Rajkumar, who is challenging Chin in the District 1 Democratic primary, lives on the other side of Lower Manhattan in Battery Park City but said it "felt natural" to open her campaign headquarters last weekend on Pell Street in the heart of Chinatown, where Chin has a strong base.
“We want to help business in Chinatown, and uplift this neighborhood, preserve it as the greatest Chinatown in this country,” Rajkumar, a 30-year-old Democratic district leader, said in an interview Wednesday.
Chin, 58, a former affordable housing activist, won her office four years ago as the widely hailed first Asian American to represent Chinatown, and many residents of the community, including those who do not speak English, praised her responsiveness to their concerns.
But now Rajkumar is trying to make a move on Chin's stronghold, enlisting the backing of some longtime Chinatown residents and activists, including Hunter College Urban Planning Professor Peter Kwong, a spokesman for a group Rajkumar formed called Chinese For Jenifer.
Though Rajkumar wouldn’t say her new Chinatown base was a direct hit on her opponent, she did say that the move into the office, once home to a family-owned barbershop that she said was priced out of the space, was “symbolic.”
"I’m the daughter of immigrants — I understand the concerns of immigrant communities,” said Rajkumar, 30, whose parents came to New York from their native India in the 1970s. “But I think the desire for strong, active leadership, the desire to fight for affordability, transcends all ethnicities, all neighborhoods — we feel very supported here.”
Kwong accused Chin of placing the interests of developers above the community, citing her support of new business improvement districts in Chinatown and SoHo, as well as her support for the controversial expansion of New York University.
“The people of Lower Manhattan need someone to represent them, not outside interests, not developers," Rajkumar said.

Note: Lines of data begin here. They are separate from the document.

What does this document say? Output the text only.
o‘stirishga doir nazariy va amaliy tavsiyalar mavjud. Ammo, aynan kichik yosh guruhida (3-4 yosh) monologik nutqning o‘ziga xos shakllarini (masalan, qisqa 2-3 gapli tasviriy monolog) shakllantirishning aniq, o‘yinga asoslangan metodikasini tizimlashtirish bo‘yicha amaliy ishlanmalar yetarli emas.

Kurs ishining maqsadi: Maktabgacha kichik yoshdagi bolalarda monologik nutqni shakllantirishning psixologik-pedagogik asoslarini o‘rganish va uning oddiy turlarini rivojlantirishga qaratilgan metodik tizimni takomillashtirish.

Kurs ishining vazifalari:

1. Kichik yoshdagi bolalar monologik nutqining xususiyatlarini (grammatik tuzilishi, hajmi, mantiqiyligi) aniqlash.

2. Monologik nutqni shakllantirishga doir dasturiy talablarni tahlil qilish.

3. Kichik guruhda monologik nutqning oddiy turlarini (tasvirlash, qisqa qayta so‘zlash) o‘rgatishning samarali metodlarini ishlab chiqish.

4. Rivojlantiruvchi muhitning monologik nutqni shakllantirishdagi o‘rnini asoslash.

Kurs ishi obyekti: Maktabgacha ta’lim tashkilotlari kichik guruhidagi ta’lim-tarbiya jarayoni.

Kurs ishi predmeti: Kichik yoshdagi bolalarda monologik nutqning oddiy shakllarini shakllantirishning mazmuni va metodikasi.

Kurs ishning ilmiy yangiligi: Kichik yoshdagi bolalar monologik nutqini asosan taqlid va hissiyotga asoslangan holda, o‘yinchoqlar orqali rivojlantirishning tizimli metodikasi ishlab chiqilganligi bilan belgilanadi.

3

Chin countered on Wednesday that the Chinatown and SoHo BIDs had great support in the community and have helped improve the neighborhoods. She also said that before she voted to approve the NYU expansion last July, she worked hard to help scale down the plans. The final deal was more than 20 percent smaller than NYU had originally wanted, with lower building heights and more space for community use.
A Chin campaign spokesman added that any support Rajkumar has received in Chinatown is “fringe support.”
“My concern has always been for the communities, for the people I serve — and I think I have the track record to prove it," Chin said. "What has Jenifer done for Chinatown?"
Rajkumar, a young Stanford University-educated civil rights lawyer, doesn't have a long political track record, aside from her post as Democratic district leader, which she won two years ago in a race against a 28-year incumbent.
Despite her lack of experience, Rajkumar, who has raised $78,366 in campaign funds according to recent filings, has gained the endorsement of several prominent Downtown political clubs, including the Downtown Independent Democrats and the Village Independent Democrats.
But Chin, who has raised $136,730 for her campaign, has also won the backing of political clubs, including the Lower Manhattan Democrats, the Lower East Side Democrats and the United Democratic Organization.
The District 1 Democratic primary election will be held Sept. 10.